Este foi o penúltimo livro que li em 2021 e o segundo de Abelaira que leio este ano, depois de “A Cidade das Flores”. Quer “As Boas Intenções” quer “Sem Tecto entre Ruínas” que irei ler no início deste novo ano foram herdados da minha irmã, os quais aguardavam a sua vez há alguns anos.

“As Boas Intenções” foi escrito em 1963 e a sua acção decorre num período revolucionário, na transição entre a monarquia e a república, no início do século XX. O valor deste livro é acrescido com um posfácio escrito por Abelaira em Janeiro de 1978, que é o prefácio à 3ª edição, ou seja, quatro anos depois do 25 de Abril, “num dia de excessivo pessimismo, em plena crise governamental”. Em 1963, quando Abelaira escrevera “As Boas Intenções”, vivia-se um período de desalento, após o fracasso das ilusões suscitadas pela candidatura de Humberto Delgado e posteriormente a frustração que foi o golpe de Beja. O desalento do autor era o desalento dum povo sem esperança face a um ditador que parecia imortal. A literatura, aquele livro era uma espécie de “exorcismo”, “uma tentativa de interferir na História recorrendo a palavras mágicas”. “Só um milagre, portanto” podia deitar abaixo o regime de Salazar que parecia eterno. “Agora” (Janeiro de 1978), “que o nosso país caiu na mediocridade sem esperança, a literatura terá talvez de novo o seu papel. A magia ainda que disfarçada, digo.” Céptico em relação à possibilidade de sucesso de todas as revoluções e também da revolução de Abril, Abelaira considera “ingénuo” o seu texto, quase “um acto de superstição”, quando de novo confere à literatura o papel de enganar a História, de fazer magia, como se de um exorcismo se tratasse.

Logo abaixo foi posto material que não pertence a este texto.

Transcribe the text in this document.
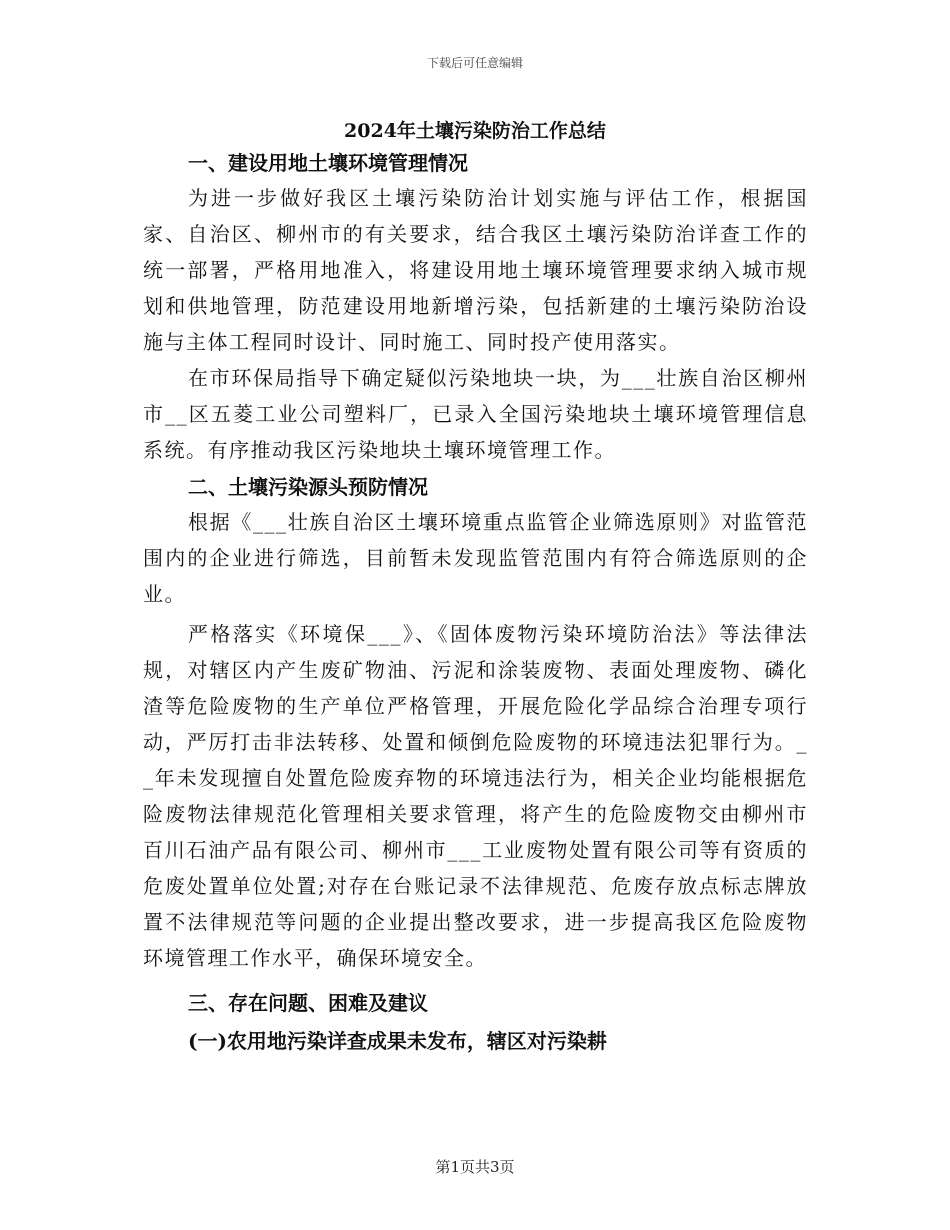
下载后可任意编辑
2024年土壤污染防治工作总结

一、建设用地土壤环境管理情况

为进一步做好我区土壤污染防治计划实施与评估工作，根据国家、自治区、柳州市的有关要求，结合我区土壤污染防治详查工作的统一部署，严格用地准入，将建设用地土壤环境管理要求纳入城市规划和供地管理，防范建设用地新增污染，包括新建的土壤污染防治设施与主体工程同时设计、同时施工、同时投产使用落实。

在市环保局指导下确定疑似污染地块一块，为___壮族自治区柳州市__区五菱工业公司塑料厂，已录入全国污染地块土壤环境管理信息系统。有序推动我区污染地块土壤环境管理工作。

二、土壤污染源头预防情况

根据《___壮族自治区土壤环境重点监管企业筛选原则》对监管范围内的企业进行筛选，目前暂未发现监管范围内有符合筛选原则的企业。

严格落实《环境保___》、《固体废物污染环境防治法》等法律法规，对辖区内产生废矿物油、污泥和涂装废物、表面处理废物、磷化渣等危险废物的生产单位严格管理，开展危险化学品综合治理专项行动，严厉打击非法转移、处置和倾倒危险废物的环境违法犯罪行为。__年未发现擅自处置危险废弃物的环境违法行为，相关企业均能根据危险废物法律规范化管理相关要求管理，将产生的危险废物交由柳州市百川石油产品有限公司、柳州市___工业废物处置有限公司等有资质的危废处置单位处置;对存在台账记录不法律规范、危废存放点标志牌放置不法律规范等问题的企业提出整改要求，进一步提高我区危险废物环境管理工作水平，确保环境安全。

三、存在问题、困难及建议

(一)农用地污染详查成果未发布，辖区对污染耕

第1页共3页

Como anteriormente referi, “As Boas Intenções” decorre no período pré-implantação da República, marcado por conspirações. Se há a crença de que o derrube da monarquia trará uma vida melhor ao povo, que os que apoiarem a República serão recompensados (com uma casa), os protagonistas mostram-se pessimistas: “As revoluções fazem-se com mentiras”. “A República não vai modificar a sorte destes homens. Para que servirá então? Para substituir clientelas?”pergunta Brenda a Vasco que lhe responde “Para entreabrir a porta por onde hão-de entrar os homens de boa vontade. Os das revoluções a sério” (pág. 234).

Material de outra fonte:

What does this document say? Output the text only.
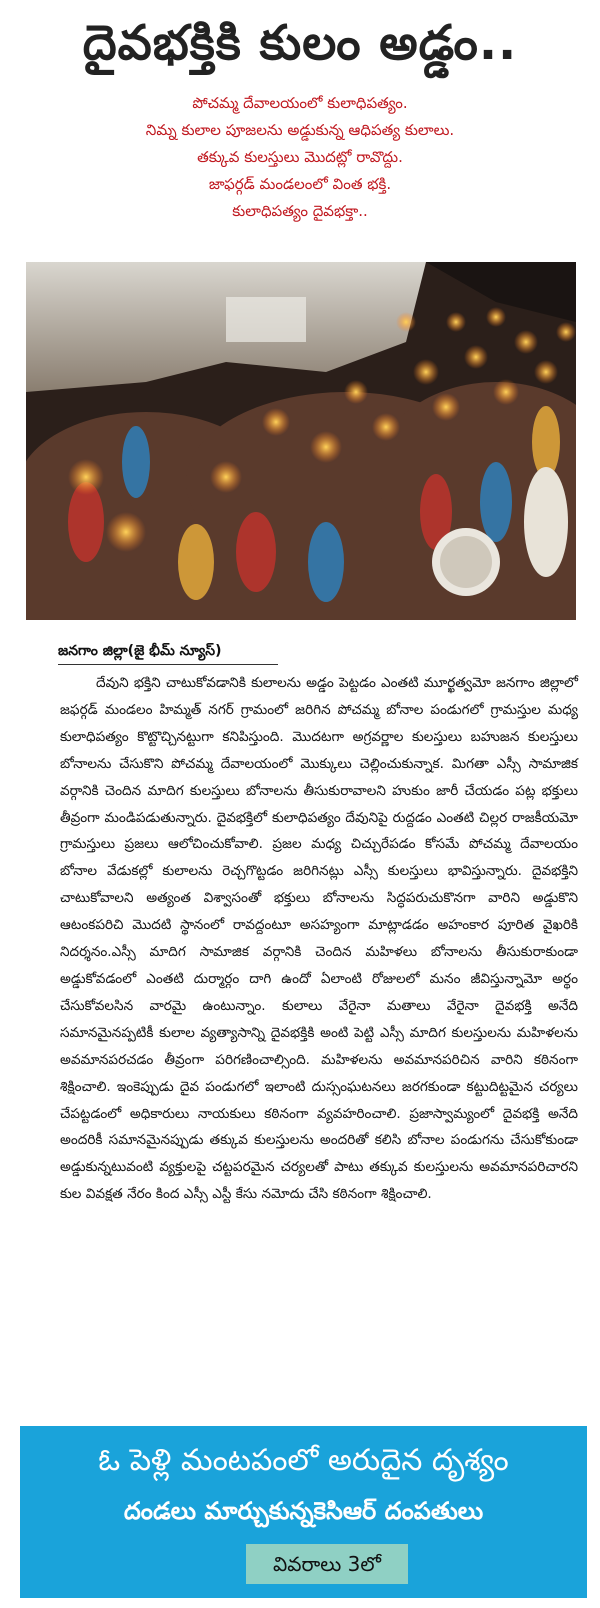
దైవభక్తికి కులం అడ్డం..
పోచమ్మ దేవాలయంలో కులాధిపత్యం.
నిమ్న కులాల పూజలను అడ్డుకున్న ఆధిపత్య కులాలు.
తక్కువ కులస్తులు మొదట్లో రావొద్దు.
జాఫర్గడ్ మండలంలో వింత భక్తి.
కులాధిపత్యం దైవభక్తా..
జనగాం జిల్లా(జై భీమ్ న్యూస్)

దేవుని భక్తిని చాటుకోవడానికి కులాలను అడ్డం పెట్టడం ఎంతటి మూర్ఖత్వమో జనగాం జిల్లాలో జఫర్గడ్ మండలం హిమ్మత్ నగర్ గ్రామంలో జరిగిన పోచమ్మ బోనాల పండుగలో గ్రామస్తుల మధ్య కులాధిపత్యం కొట్టొచ్చినట్టుగా కనిపిస్తుంది. మొదటగా అగ్రవర్ణాల కులస్తులు బహుజన కులస్తులు బోనాలను చేసుకొని పోచమ్మ దేవాలయంలో మొక్కులు చెల్లించుకున్నాక. మిగతా ఎస్సీ సామాజిక వర్గానికి చెందిన మాదిగ కులస్తులు బోనాలను తీసుకురావాలని హుకుం జారీ చేయడం పట్ల భక్తులు తీవ్రంగా మండిపడుతున్నారు. దైవభక్తిలో కులాధిపత్యం దేవునిపై రుద్దడం ఎంతటి చిల్లర రాజకీయమో గ్రామస్తులు ప్రజలు ఆలోచించుకోవాలి. ప్రజల మధ్య చిచ్చురేపడం కోసమే పోచమ్మ దేవాలయం బోనాల వేడుకల్లో కులాలను రెచ్చగొట్టడం జరిగినట్లు ఎస్సీ కులస్తులు భావిస్తున్నారు. దైవభక్తిని చాటుకోవాలని అత్యంత విశ్వాసంతో భక్తులు బోనాలను సిద్ధపరుచుకొనగా వారిని అడ్డుకొని ఆటంకపరిచి మొదటి స్థానంలో రావద్దంటూ అసహ్యంగా మాట్లాడడం అహంకార పూరిత వైఖరికి నిదర్శనం.ఎస్సీ మాదిగ సామాజిక వర్గానికి చెందిన మహిళలు బోనాలను తీసుకురాకుండా అడ్డుకోవడంలో ఎంతటి దుర్మార్గం దాగి ఉందో ఏలాంటి రోజులలో మనం జీవిస్తున్నామో అర్థం చేసుకోవలసిన వారమై ఉంటున్నాం. కులాలు వేరైనా మతాలు వేరైనా దైవభక్తి అనేది సమానమైనప్పటికీ కులాల వ్యత్యాసాన్ని దైవభక్తికి అంటి పెట్టి ఎస్సీ మాదిగ కులస్తులను మహిళలను అవమానపరచడం తీవ్రంగా పరిగణించాల్సింది. మహిళలను అవమానపరిచిన వారిని కఠినంగా శిక్షించాలి. ఇంకెప్పుడు దైవ పండుగలో ఇలాంటి దుస్సంఘటనలు జరగకుండా కట్టుదిట్టమైన చర్యలు చేపట్టడంలో అధికారులు నాయకులు కఠినంగా వ్యవహరించాలి. ప్రజాస్వామ్యంలో దైవభక్తి అనేది అందరికీ సమానమైనప్పుడు తక్కువ కులస్తులను అందరితో కలిసి బోనాల పండుగను చేసుకోకుండా అడ్డుకున్నటువంటి వ్యక్తులపై చట్టపరమైన చర్యలతో పాటు తక్కువ కులస్తులను అవమానపరిచారని కుల వివక్షత నేరం కింద ఎస్సీ ఎస్టీ కేసు నమోదు చేసి కఠినంగా శిక్షించాలి.

ఓ పెళ్లి మంటపంలో అరుదైన దృశ్యం
దండలు మార్చుకున్నకెసిఆర్ దంపతులు
వివరాలు 3లో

Maria Brenda, filha de Alexandre a Maria Carlota, envolvida no movimento conspirativo, debate com outros protagonistas a perspectiva que cada um tem sobre a revolução, sobre a mudança, sobre o presente e o futuro, sobre a realização pessoal versus satisfação do colectivo: “Sim, haverá uma revolução quando cada um de nós estiver disposto a fazê-la, só há revoluções quando somos nós que as fazemos.” A incerteza de que a revolução será vitoriosa é a falta de crença nos homens e nas ideias, a convicção de que “não há homens justos.”

O livro é um mosaico de momentos, de diálogos a acontecer entre diferentes protagonistas – Brenda e Vítor, Alexandre e Maria Carlota – que, embora distintos, têm traços comuns, são um continuum. Os anos passam, mas afinal as coisas não mudam, tudo se repete.

Lembrando a revolução de Abril e o que foi o movimento dos capitães que derrubou a ditadura em 1974, o último parágrafo de “As Boas Intenções” é extraordinariamente premonitório e refere-se à queda do regime monárquico a 5 de Outubro de 1910, com a entrada dos revoltosos no quartel de prevenção há várias noites: “Horas depois, com uma facilidade que tantos anos de sofrimento e de lutas não deixariam prever, quase sem resistência, meia dúzia de tiros ou pouco mais, o regime caía. Definitivamente?” (pág. 255)

Um livro que dá que pensar. Um mestre da literatura, atento, pessimista, para quem escrever foi uma forma de agir.